GDPR preserves other individual rights of data subjects under the current regime, such as the right to rectification of inaccurate data.  The GDPR’s requirements to respond to such requests reflects the new approach in relation to SARs i.e. the employer must respond quickly and generally without charging any fee.

As well as bolstering existing individual data subject rights, the GDPR will create a number of additional individual rights.  These will include the right to ‘data portability’ – this right is an entirely new concept introduced by the GDPR.  An employee will have the right to request a copy of their data in a “structured, commonly used and machine-readable format” and also require that such data is transferred directly to a third party.  The right effectively provides for an enhanced SAR.  The right could be met for example by providing a PDF file and the employer is not permitted to charge any fee.

Another individual right that has received attention in recent times has been the so called ‘right to be forgotten’, meaning the right to request that all data held about the individual is erased.  A legal challenge involving Facebook resulted in public awareness of this issue in relation to internet search engine data.  Requests from ex-employees to have their data deleted could become a routine request for employers and mechanisms will need to be in place to respond quickly to such requests.  However, employers can be reassured that the right to be forgotten is not absolute; employers may be entitled to retain employee data in line with the employer’s legitimate interests.

Demonstrating Ongoing Compliance

It is important to all businesses to comply with the current legislative regime and data protection principals to minimise risk. The GDPR takes the concept of compliance even further introducing themes of corporate accountability and governance.  Employers will have a legal obligation to demonstrate that they are complying with data protection principles and adopting an approach and practices that properly protect the privacy of individual data subjects.

It will no longer be enough for the employer to demonstrate that they have not breached the legislation, the employer will also need demonstrate they have implemented “appropriate technical and organisational measures” in relation to data protection.

This means that employers will need to have a detailed data protection policy in place, as well as other ancillary policies such as those on data security and data breaches. In fact, all the issues we have raised in this newsletter will need to be addressed in the employer’s workplace policies.

The GDPR also introduces a new concept of ‘data protection by design and by default’. The intention is that data protection will be built into the design and implementation of new systems from the outset. For example, where a new HR system is being established, all the issues relating to the protection of employee data and privacy (such as lawful processing, individual rights and portability of data) will need to be part of the design of the system from the ground up.

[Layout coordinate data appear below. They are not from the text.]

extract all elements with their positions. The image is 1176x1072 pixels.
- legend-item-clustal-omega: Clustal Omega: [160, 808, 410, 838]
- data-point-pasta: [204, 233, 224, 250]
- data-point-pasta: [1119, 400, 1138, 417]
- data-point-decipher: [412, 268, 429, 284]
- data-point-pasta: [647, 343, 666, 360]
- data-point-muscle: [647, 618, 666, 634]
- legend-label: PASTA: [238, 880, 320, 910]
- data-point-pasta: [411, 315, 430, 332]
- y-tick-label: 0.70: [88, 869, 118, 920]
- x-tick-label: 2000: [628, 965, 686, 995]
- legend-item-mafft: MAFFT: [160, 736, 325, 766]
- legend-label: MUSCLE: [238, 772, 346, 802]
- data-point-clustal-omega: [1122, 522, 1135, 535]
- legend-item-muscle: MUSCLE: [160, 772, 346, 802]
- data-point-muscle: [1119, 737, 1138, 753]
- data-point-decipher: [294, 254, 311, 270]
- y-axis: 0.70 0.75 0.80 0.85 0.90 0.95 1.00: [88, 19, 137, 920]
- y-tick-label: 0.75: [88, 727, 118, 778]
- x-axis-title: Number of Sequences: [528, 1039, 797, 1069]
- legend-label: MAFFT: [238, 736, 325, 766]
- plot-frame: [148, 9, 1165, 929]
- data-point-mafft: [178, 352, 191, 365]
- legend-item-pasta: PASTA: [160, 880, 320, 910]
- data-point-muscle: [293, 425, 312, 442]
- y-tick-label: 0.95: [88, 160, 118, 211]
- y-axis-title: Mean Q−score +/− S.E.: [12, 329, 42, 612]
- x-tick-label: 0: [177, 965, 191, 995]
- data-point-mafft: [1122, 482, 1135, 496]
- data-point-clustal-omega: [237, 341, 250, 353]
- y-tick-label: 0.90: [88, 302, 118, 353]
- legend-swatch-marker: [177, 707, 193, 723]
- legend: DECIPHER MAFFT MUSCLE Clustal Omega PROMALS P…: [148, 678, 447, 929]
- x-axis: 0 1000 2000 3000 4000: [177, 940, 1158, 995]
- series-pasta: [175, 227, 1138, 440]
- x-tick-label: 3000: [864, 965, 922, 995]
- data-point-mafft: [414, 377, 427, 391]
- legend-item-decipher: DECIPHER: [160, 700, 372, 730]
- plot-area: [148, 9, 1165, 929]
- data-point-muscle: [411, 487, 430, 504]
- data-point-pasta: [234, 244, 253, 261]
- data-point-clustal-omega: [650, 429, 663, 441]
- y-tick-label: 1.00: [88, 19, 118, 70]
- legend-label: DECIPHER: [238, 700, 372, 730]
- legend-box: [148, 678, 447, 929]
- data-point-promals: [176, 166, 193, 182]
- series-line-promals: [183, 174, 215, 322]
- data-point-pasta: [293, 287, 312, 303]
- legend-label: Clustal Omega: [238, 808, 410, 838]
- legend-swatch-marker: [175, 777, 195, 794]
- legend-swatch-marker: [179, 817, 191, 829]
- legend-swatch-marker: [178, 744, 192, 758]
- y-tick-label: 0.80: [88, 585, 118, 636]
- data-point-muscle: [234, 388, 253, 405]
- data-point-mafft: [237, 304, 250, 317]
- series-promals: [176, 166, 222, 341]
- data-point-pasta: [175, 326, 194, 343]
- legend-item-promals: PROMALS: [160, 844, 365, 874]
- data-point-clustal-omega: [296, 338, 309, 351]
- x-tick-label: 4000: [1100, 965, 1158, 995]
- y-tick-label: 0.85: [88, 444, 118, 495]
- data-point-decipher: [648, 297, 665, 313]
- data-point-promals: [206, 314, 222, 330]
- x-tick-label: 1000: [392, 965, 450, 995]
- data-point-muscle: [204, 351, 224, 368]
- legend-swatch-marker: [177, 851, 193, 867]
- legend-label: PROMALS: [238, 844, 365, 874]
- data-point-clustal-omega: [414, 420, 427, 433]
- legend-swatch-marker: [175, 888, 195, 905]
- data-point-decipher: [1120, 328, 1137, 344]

In order to manage data protection compliance some employers already appoint a designated person as Data Protection Officer. It is likely this approach will become more popular and it is recommended as part of establishing an internal framework for compliance.  Generally this is a voluntary measure, however, there are some circumstances under the GDPR where appointment of a Data Protection Officer is mandatory:

  • the organisation is a public body, or
  • the organisation carries out systematic monitoring or large-scale processing of sensitive personal data

There is a lot to do regarding the implementation of GDPR. A designated and properly trained Data Protection Officer, with the backing and support of senior management, could be a useful resource within any organisation.